C'était il y a 100 ans, ... le 15 avril 1915, le 69ème R.I. s'apprête à partir pour une destination inconnue
CHAPITRE XVI
Le départ de Belgique
15 avril 1915 – jeudi
Nous étions au repos à Moorteldje attendant les ordres d’embarquement. Nous quittions la Belgique pour une destination inconnue. En général, on était curieux et un peu triste. La terre des Flandres ne nous avait pas été bien cruelle depuis plusieurs mois et elle nous avait permis de nous re-familiariser avec la vie. L’avant-veille au soir, les officiers canadiens étaient venus à S’Gravenstafel avec la relève du 26ème qui allait leur passer le secteur.
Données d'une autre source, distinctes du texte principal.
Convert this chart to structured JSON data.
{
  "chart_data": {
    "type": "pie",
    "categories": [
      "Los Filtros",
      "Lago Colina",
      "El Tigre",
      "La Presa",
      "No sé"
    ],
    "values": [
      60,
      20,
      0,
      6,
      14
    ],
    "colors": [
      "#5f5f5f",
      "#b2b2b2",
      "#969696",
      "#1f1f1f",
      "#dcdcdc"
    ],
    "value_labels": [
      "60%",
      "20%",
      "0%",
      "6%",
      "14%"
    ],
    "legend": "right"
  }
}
Sir Sam Hugues, ministre de la guerre canadien (3ème depuis la droite) et quelques officiers canadiens (ledevoir.com)
C’étaient de beaux gars bien découplés et équipés à neuf qui allaient faire la guerre pour la première fois. Ils étaient donc imprudents et enthousiastes. Le capitaine Brunel leur servait de pilote et était tout à son affaire, parlant merveilleusement l’anglais. Les troupes qui nous relevaient étaient plus nombreuses que nous, un colonel allait venir à la maréchalerie, deux compagnies seraient en 1ère ligne au bord du Stroombeek, et il y aurait une compagnie de réserve dans les fermes en ruine du chemin du carrefour bombardé. Le capitaine Vétillart fit visiter à tous ces officiers le secteur dans ses moindres détails. Il y avait une belle lune, et le sol était à peu près sec.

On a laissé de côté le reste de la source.